If you're bummed by the prospect of more dreary pirates and superheroes at the multiplexes in the coming weeks, take heart. Sundance Madison has released its latest Screening Room schedule, and the foreign and indie flicks on it will get you through the first part of the summer.
Here's the lineup:
May 20-26: Certified Copy
My number-one movie crush Juliette Binoche stars with William Shemell in writer-director Abbas Kiarostami's romance, set in Tuscany.
May 27-June 2: Potiche
My other number-one movie crush Catherine Deneuve is featured, with fellow French film legend Gérard Depardieu, in this comedy by Franois Ozon (8 Women, Swimming Pool) about labor unrest in 1970s France. It's wonderful to watch these old pros together again.
June 3-9: I Am
In this documentary, director Tom Shadyac (The Nutty Professor, Bruce Almighty) gets spiritual and looks for answers as he talks to Noam Chomsky, Desmond Tutu, and people like that.

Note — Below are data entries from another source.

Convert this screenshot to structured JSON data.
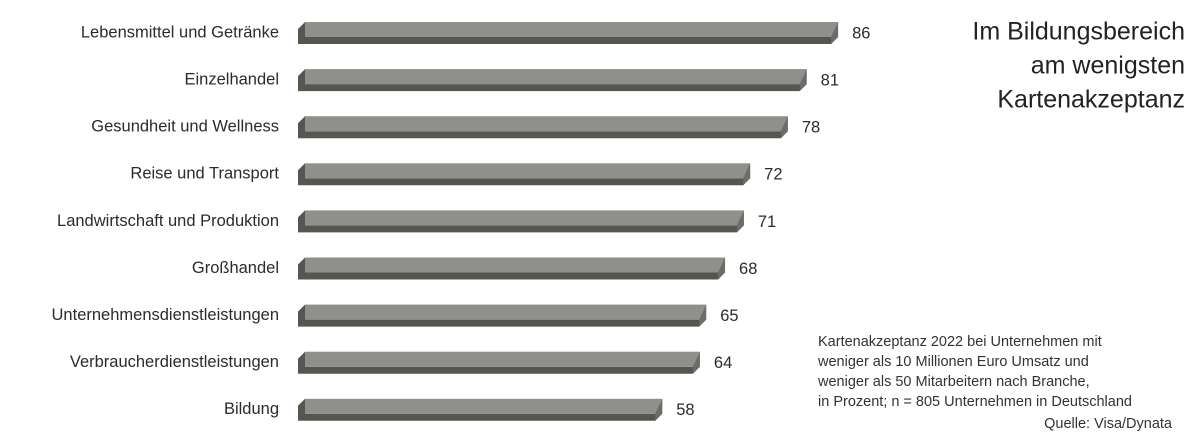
{
  "chart_data": {
    "type": "bar",
    "orientation": "horizontal",
    "title": [
      "Im Bildungsbereich",
      "am wenigsten",
      "Kartenakzeptanz"
    ],
    "categories": [
      "Lebensmittel und Getränke",
      "Einzelhandel",
      "Gesundheit und Wellness",
      "Reise und Transport",
      "Landwirtschaft und Produktion",
      "Großhandel",
      "Unternehmensdienstleistungen",
      "Verbraucherdienstleistungen",
      "Bildung"
    ],
    "values": [
      86,
      81,
      78,
      72,
      71,
      68,
      65,
      64,
      58
    ],
    "color": "#8f908b",
    "note": [
      "Kartenakzeptanz 2022 bei Unternehmen mit",
      "weniger als 10 Millionen Euro Umsatz und",
      "weniger als 50 Mitarbeitern nach Branche,",
      "in Prozent; n = 805 Unternehmen in Deutschland"
    ],
    "source": "Quelle: Visa/Dynata"
  }
}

June 10-16: The First Beautiful Thing
Italian writer-director Paolo Virzì's drama examines relations between a dying mother and her son.
June 17-23: 13 Assassins
Kji Yakusho stars in this violent Japanese film about a band of samurai charged with killing a debased lord.
June 24-30: Bill Cunningham: New York
This acclaimed documentary zooms in on the photographer behind those great Sunday New York Times fashion features in which disparate New Yorkers are photographed wearing the same thing, or similar things.
June 24-30: Winter in Wartime
A young boy hides an English pilot from the Germans in this World War II drama, which was a hit in the Netherlands.
July 1-7: In a Better World
This Danish film, which won the Best Foreign Language Film Oscar this year, is about a doctor who divides his time between his small hometown and an African refugee camp.
July 8-14: The Music Never Stopped
When a brain tumor leaves his son (Lou Taylor Pucci) unable to form new memories, a father (J.K. Simmons) uses music to connect. This drama is based on an Oliver Sacks essay.